If your game isn’t a one-off, you’re going to have some history to your game. Even if it is a one-off, it might be necessary to jot a few notes as you go to ensure that you keep things straight. Obsidian Portal and Roll20 are excellent tools for tracking this on your computer, but honestly a Word or notepad file is sufficient. Notebooks are the classic method, of course, and simple non-digital tools work fine if that’s your style. Enlisting the players’ aid in this effort is a legitimate strategy as well, and helps keep them engaged.
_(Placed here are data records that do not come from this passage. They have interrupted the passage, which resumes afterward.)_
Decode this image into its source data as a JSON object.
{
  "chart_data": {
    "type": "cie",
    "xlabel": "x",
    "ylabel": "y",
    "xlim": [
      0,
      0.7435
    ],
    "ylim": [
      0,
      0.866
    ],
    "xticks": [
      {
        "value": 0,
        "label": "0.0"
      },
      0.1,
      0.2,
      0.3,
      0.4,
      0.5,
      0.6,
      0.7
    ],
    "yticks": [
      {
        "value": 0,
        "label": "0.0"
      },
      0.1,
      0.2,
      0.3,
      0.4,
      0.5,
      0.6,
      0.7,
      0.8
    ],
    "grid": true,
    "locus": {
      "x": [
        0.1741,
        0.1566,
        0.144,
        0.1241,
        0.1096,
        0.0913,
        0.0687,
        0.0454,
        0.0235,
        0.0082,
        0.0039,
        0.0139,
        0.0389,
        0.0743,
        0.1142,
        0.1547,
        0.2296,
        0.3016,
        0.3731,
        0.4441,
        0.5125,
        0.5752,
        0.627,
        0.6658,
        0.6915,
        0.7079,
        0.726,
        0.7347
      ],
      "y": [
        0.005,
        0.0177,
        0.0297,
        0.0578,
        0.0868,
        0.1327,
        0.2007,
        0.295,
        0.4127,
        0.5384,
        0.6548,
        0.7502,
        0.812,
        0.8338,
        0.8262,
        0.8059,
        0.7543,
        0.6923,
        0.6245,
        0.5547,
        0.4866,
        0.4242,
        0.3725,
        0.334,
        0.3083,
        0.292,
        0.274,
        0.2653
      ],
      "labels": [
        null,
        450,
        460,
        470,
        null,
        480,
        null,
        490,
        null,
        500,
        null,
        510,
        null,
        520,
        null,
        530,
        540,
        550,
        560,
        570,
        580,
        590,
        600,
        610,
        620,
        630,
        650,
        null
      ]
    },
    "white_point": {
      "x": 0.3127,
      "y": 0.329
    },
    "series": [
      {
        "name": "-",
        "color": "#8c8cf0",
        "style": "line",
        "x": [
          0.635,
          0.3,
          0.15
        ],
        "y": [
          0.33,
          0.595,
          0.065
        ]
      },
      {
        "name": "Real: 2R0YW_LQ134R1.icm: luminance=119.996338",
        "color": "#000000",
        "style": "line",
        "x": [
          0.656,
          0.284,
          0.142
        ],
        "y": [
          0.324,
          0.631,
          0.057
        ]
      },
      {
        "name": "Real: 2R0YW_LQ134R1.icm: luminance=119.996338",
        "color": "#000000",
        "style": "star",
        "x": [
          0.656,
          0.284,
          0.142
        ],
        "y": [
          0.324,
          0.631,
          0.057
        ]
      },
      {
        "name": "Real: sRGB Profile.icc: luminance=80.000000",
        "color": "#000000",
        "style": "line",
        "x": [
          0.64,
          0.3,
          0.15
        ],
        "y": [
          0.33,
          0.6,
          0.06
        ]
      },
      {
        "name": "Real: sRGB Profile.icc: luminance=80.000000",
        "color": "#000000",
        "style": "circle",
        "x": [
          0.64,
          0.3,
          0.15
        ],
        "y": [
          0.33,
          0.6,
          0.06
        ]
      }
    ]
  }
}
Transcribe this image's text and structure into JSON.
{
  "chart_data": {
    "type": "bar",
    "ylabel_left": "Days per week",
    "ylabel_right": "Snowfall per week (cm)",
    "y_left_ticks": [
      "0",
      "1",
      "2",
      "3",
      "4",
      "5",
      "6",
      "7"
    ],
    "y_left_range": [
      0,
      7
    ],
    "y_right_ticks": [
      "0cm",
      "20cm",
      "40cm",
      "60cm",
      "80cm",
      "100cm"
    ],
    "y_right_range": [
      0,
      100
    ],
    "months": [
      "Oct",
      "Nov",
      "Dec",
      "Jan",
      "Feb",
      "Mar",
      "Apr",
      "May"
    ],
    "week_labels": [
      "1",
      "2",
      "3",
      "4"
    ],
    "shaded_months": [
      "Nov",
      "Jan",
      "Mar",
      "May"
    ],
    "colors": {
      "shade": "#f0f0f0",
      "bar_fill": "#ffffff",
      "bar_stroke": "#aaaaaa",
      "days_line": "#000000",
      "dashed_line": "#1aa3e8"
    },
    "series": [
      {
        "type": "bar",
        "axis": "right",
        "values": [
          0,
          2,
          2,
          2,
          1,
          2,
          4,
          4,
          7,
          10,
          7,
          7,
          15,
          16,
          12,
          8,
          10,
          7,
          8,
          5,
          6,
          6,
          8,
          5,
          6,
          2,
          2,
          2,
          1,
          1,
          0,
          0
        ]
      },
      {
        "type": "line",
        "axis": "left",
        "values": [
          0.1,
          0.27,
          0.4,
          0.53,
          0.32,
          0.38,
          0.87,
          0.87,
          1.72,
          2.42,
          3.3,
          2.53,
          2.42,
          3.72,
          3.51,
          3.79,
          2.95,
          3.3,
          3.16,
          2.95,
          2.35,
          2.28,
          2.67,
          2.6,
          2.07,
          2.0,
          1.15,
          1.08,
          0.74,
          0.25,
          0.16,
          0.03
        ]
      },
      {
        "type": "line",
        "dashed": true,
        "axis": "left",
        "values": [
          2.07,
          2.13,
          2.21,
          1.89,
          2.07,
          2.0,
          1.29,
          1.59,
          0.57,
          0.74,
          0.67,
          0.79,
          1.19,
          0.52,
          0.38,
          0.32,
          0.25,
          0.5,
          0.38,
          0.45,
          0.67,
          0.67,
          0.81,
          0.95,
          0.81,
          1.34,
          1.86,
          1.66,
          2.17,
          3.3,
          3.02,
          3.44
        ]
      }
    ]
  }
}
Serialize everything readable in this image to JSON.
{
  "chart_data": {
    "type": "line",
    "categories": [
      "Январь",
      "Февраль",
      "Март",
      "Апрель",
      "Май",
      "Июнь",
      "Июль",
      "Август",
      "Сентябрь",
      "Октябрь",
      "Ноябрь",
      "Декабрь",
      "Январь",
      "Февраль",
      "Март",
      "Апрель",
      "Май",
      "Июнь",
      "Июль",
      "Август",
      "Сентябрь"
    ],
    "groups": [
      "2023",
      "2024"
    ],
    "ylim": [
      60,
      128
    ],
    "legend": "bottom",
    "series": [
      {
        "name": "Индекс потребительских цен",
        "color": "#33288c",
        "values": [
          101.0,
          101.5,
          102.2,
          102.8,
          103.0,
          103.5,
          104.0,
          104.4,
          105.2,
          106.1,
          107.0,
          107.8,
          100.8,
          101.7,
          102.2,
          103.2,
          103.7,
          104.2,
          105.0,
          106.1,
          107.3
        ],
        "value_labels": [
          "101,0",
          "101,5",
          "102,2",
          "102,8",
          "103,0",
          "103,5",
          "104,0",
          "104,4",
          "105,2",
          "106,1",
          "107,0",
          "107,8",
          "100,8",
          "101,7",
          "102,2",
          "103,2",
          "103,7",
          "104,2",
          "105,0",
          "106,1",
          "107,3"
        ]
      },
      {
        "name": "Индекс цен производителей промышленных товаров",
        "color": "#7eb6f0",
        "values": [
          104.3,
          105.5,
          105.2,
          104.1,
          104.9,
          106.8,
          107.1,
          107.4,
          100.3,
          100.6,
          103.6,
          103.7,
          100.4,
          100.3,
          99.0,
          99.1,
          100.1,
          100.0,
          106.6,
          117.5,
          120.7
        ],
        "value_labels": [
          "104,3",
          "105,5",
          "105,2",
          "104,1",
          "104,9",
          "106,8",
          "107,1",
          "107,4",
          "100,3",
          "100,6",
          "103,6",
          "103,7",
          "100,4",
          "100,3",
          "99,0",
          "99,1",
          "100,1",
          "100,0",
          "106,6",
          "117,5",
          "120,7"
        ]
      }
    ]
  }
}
Keep It Simple, Stupid! This is a great slogan for the starting DM, and a solid one for even the seasoned veteran. Overthinking and over-planning are common pitfalls for DMs, who so often forget that the player characters will always throw a wrench in your plans, and that’s ok. That’s something you should both be prepared for, and be prepared to be surprised by, and knowing when to keep things to a workable frame and when to truly flesh things out is an art that comes with practice. More often than not, keeping things simple and not sweating the small stuff is the best approach.

10. Don’t Be a Dick!

There is never a reason to be a dick. There may be characters in your game that are dicks. Terrible things may happen to the player characters. The game world may be cold, cruel and dark. Prejudice, evil and cruelty might run rampant. But you as a DM – as a person – never need to be a dick. Even if your game is a dark horror game, be mindful of your players’ limits. Be mindful of what causes them genuine distress and pain. You play games to have fun, and hurting your friends’ feelings and traumatizing them is not how you have fun. Sometimes, pushing the limits and playing dark or disturbing fantasy is the fun, but be sure everyone is on board for that sort of thing.

Like any skill, DMing isn’t something that you become a master of overnight, nor, though, is it something that should overwhelm and intimidate you. Keeping your first forays into running a game manageable is important to your success, and having a good idea of what to expect will go a long way towards keeping the experience enjoyable for both you and your players.